Methods:  We performed longitudinal sequence analyses of HIV-1 RNA variants isolated from 5 women following initiation of ART. Sequences >6.6 kb were obtained from single HIV-1 genomes by limiting dilution real-time polymerase chain reaction (RT-PCR) and direct sequencing. To obtain single molecules for amplification, virion-derived RNA was reverse transcribed and the cDNA diluted to an endpoint that yielded a PCR amplicon <40% of the time. To identify recombinants, we analyzed the sequences by using a Bayesian Dual Multiple Changepoint Framework.

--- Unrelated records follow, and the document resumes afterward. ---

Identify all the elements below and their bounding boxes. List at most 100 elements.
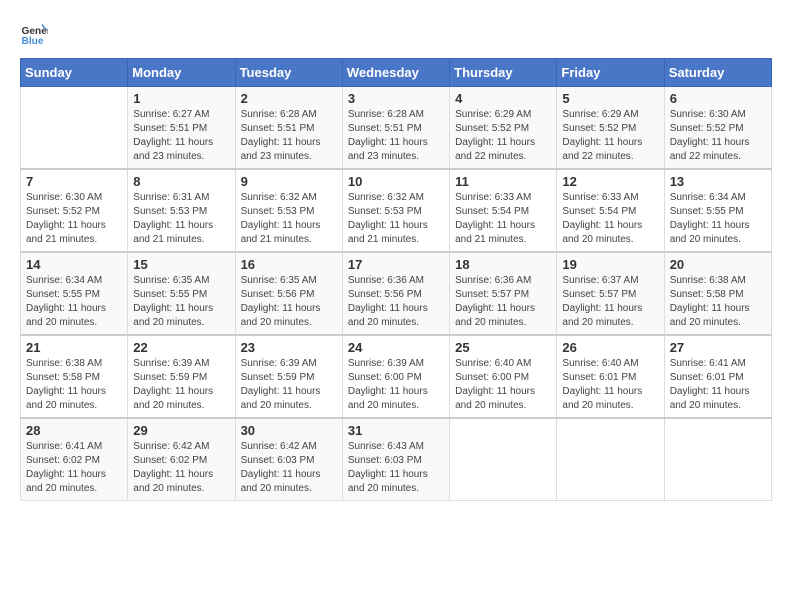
calendar-cell: 3 Sunrise: 6:28 AM Sunset: 5:51 PM Daylig… [342, 87, 449, 170]
day-number: 26 [562, 340, 658, 355]
calendar-cell: 16Sunrise: 6:35 AM Sunset: 5:56 PM Dayli… [235, 252, 342, 335]
day-number: 24 [348, 340, 444, 355]
day-info: Sunrise: 6:43 AM Sunset: 6:03 PM Dayligh… [348, 440, 444, 496]
day-info: Sunrise: 6:30 AM Sunset: 5:52 PM Dayligh… [26, 191, 122, 247]
day-number: 21 [26, 340, 122, 355]
day-number: 6 [670, 91, 766, 106]
day-info: Sunrise: 6:34 AM Sunset: 5:55 PM Dayligh… [26, 274, 122, 330]
day-number: 8 [133, 174, 229, 189]
day-info: Sunrise: 6:35 AM Sunset: 5:56 PM Dayligh… [241, 274, 337, 330]
calendar-cell: 13 Sunrise: 6:34 AM Sunset: 5:55 PM Dayli… [664, 169, 771, 252]
day-number: 25 [455, 340, 551, 355]
day-info: Sunrise: 6:41 AM Sunset: 6:02 PM Dayligh… [26, 440, 122, 496]
day-number: 29 [133, 423, 229, 438]
day-info: Sunrise: 6:36 AM Sunset: 5:57 PM Dayligh… [455, 274, 551, 330]
day-number: 11 [455, 174, 551, 189]
day-info: Sunrise: 6:38 AM Sunset: 5:58 PM Dayligh… [26, 357, 122, 413]
day-info: Sunrise: 6:32 AM Sunset: 5:53 PM Dayligh… [241, 191, 337, 247]
calendar-cell: 28 Sunrise: 6:41 AM Sunset: 6:02 PM Dayli… [21, 418, 128, 501]
calendar-cell: 1 Sunrise: 6:27 AM Sunset: 5:51 PM Daylig… [128, 87, 235, 170]
header-day-wednesday: Wednesday [342, 59, 449, 87]
day-number: 19 [562, 257, 658, 272]
calendar-cell: 29Sunrise: 6:42 AM Sunset: 6:02 PM Dayli… [128, 418, 235, 501]
calendar-cell: 30 Sunrise: 6:42 AM Sunset: 6:03 PM Dayli… [235, 418, 342, 501]
day-info: Sunrise: 6:30 AM Sunset: 5:52 PM Dayligh… [670, 108, 766, 164]
calendar-cell: 27 Sunrise: 6:41 AM Sunset: 6:01 PM Dayli… [664, 335, 771, 418]
week-row-3: 14 Sunrise: 6:34 AM Sunset: 5:55 PM Dayli… [21, 252, 772, 335]
day-info: Sunrise: 6:34 AM Sunset: 5:55 PM Dayligh… [670, 191, 766, 247]
day-number: 4 [455, 91, 551, 106]
day-number: 13 [670, 174, 766, 189]
header-day-tuesday: Tuesday [235, 59, 342, 87]
calendar-cell: 11Sunrise: 6:33 AM Sunset: 5:54 PM Dayli… [450, 169, 557, 252]
calendar-cell: 15 Sunrise: 6:35 AM Sunset: 5:55 PM Dayli… [128, 252, 235, 335]
calendar-cell: 7 Sunrise: 6:30 AM Sunset: 5:52 PM Daylig… [21, 169, 128, 252]
day-info: Sunrise: 6:31 AM Sunset: 5:53 PM Dayligh… [133, 191, 229, 247]
calendar-cell [21, 87, 128, 170]
calendar-cell: 6 Sunrise: 6:30 AM Sunset: 5:52 PM Daylig… [664, 87, 771, 170]
day-info: Sunrise: 6:39 AM Sunset: 5:59 PM Dayligh… [133, 357, 229, 413]
day-number: 5 [562, 91, 658, 106]
day-number: 7 [26, 174, 122, 189]
day-number: 31 [348, 423, 444, 438]
day-number: 10 [348, 174, 444, 189]
header-day-sunday: Sunday [21, 59, 128, 87]
day-number: 9 [241, 174, 337, 189]
day-info: Sunrise: 6:42 AM Sunset: 6:03 PM Dayligh… [241, 440, 337, 496]
calendar-cell: 10 Sunrise: 6:32 AM Sunset: 5:53 PM Dayli… [342, 169, 449, 252]
header-day-saturday: Saturday [664, 59, 771, 87]
day-number: 23 [241, 340, 337, 355]
day-info: Sunrise: 6:32 AM Sunset: 5:53 PM Dayligh… [348, 191, 444, 247]
logo-icon: General Blue [20, 20, 48, 48]
day-number: 20 [670, 257, 766, 272]
day-number: 15 [133, 257, 229, 272]
day-number: 18 [455, 257, 551, 272]
day-number: 22 [133, 340, 229, 355]
logo: General Blue [20, 20, 52, 48]
header-row: SundayMondayTuesdayWednesdayThursdayFrid… [21, 59, 772, 87]
day-info: Sunrise: 6:41 AM Sunset: 6:01 PM Dayligh… [670, 357, 766, 413]
day-info: Sunrise: 6:33 AM Sunset: 5:54 PM Dayligh… [562, 191, 658, 247]
day-number: 27 [670, 340, 766, 355]
week-row-1: 1 Sunrise: 6:27 AM Sunset: 5:51 PM Daylig… [21, 87, 772, 170]
day-number: 14 [26, 257, 122, 272]
week-row-2: 7 Sunrise: 6:30 AM Sunset: 5:52 PM Daylig… [21, 169, 772, 252]
day-info: Sunrise: 6:28 AM Sunset: 5:51 PM Dayligh… [348, 108, 444, 164]
calendar-cell: 21 Sunrise: 6:38 AM Sunset: 5:58 PM Dayli… [21, 335, 128, 418]
week-row-5: 28 Sunrise: 6:41 AM Sunset: 6:02 PM Dayli… [21, 418, 772, 501]
svg-text:Blue: Blue [22, 36, 44, 47]
calendar-cell: 31 Sunrise: 6:43 AM Sunset: 6:03 PM Dayli… [342, 418, 449, 501]
calendar-cell: 17Sunrise: 6:36 AM Sunset: 5:56 PM Dayli… [342, 252, 449, 335]
calendar-cell: 24 Sunrise: 6:39 AM Sunset: 6:00 PM Dayli… [342, 335, 449, 418]
calendar-cell: 19Sunrise: 6:37 AM Sunset: 5:57 PM Dayli… [557, 252, 664, 335]
calendar-cell: 9 Sunrise: 6:32 AM Sunset: 5:53 PM Daylig… [235, 169, 342, 252]
calendar-cell: 25Sunrise: 6:40 AM Sunset: 6:00 PM Dayli… [450, 335, 557, 418]
calendar-cell: 22 Sunrise: 6:39 AM Sunset: 5:59 PM Dayli… [128, 335, 235, 418]
day-number: 2 [241, 91, 337, 106]
calendar-cell [450, 418, 557, 501]
calendar-cell [664, 418, 771, 501]
calendar-cell: 8 Sunrise: 6:31 AM Sunset: 5:53 PM Daylig… [128, 169, 235, 252]
day-info: Sunrise: 6:27 AM Sunset: 5:51 PM Dayligh… [133, 108, 229, 164]
day-info: Sunrise: 6:29 AM Sunset: 5:52 PM Dayligh… [562, 108, 658, 164]
header-day-friday: Friday [557, 59, 664, 87]
day-info: Sunrise: 6:29 AM Sunset: 5:52 PM Dayligh… [455, 108, 551, 164]
day-number: 1 [133, 91, 229, 106]
calendar-cell: 5 Sunrise: 6:29 AM Sunset: 5:52 PM Daylig… [557, 87, 664, 170]
calendar-cell: 26 Sunrise: 6:40 AM Sunset: 6:01 PM Dayli… [557, 335, 664, 418]
calendar-cell: 18 Sunrise: 6:36 AM Sunset: 5:57 PM Dayli… [450, 252, 557, 335]
calendar-cell: 4 Sunrise: 6:29 AM Sunset: 5:52 PM Daylig… [450, 87, 557, 170]
calendar-cell [557, 418, 664, 501]
day-number: 3 [348, 91, 444, 106]
calendar-cell: 2Sunrise: 6:28 AM Sunset: 5:51 PM Daylig… [235, 87, 342, 170]
calendar-cell: 12Sunrise: 6:33 AM Sunset: 5:54 PM Dayli… [557, 169, 664, 252]
calendar-cell: 23Sunrise: 6:39 AM Sunset: 5:59 PM Dayli… [235, 335, 342, 418]
page-header: General Blue [20, 20, 772, 48]
day-info: Sunrise: 6:39 AM Sunset: 6:00 PM Dayligh… [348, 357, 444, 413]
day-info: Sunrise: 6:40 AM Sunset: 6:01 PM Dayligh… [562, 357, 658, 413]
day-number: 28 [26, 423, 122, 438]
header-day-thursday: Thursday [450, 59, 557, 87]
day-info: Sunrise: 6:35 AM Sunset: 5:55 PM Dayligh… [133, 274, 229, 330]
day-number: 30 [241, 423, 337, 438]
calendar-table: SundayMondayTuesdayWednesdayThursdayFrid… [20, 58, 772, 501]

Results:  Variants displayed considerable heterogeneity, with both wild type and resistant pol sequences linked to env genes encoding either R5 or X4 usage. We identified 4 intra-patient recombinants from 3 patients; these molecules were each derived from 2, 3, or 4 parental sequences. To control for convergent evolution, sequences were analyzed in parallel after stripping V3 regions, and the phylogenetic patterns remained the same. Recombinant breakpoints were localized primarily to pol. The co-receptor usage of the parental sequences often differed, with the recombinant strains displaying R5 or X4 usage.

Conclusions:  Drug-resistant HIV-1 strains that evolved during ART utilized either R5 or X4. Recombination among multiple HIV-1 molecules played a significant role in shaping the evolution of env and pol sequences in patients taking ART.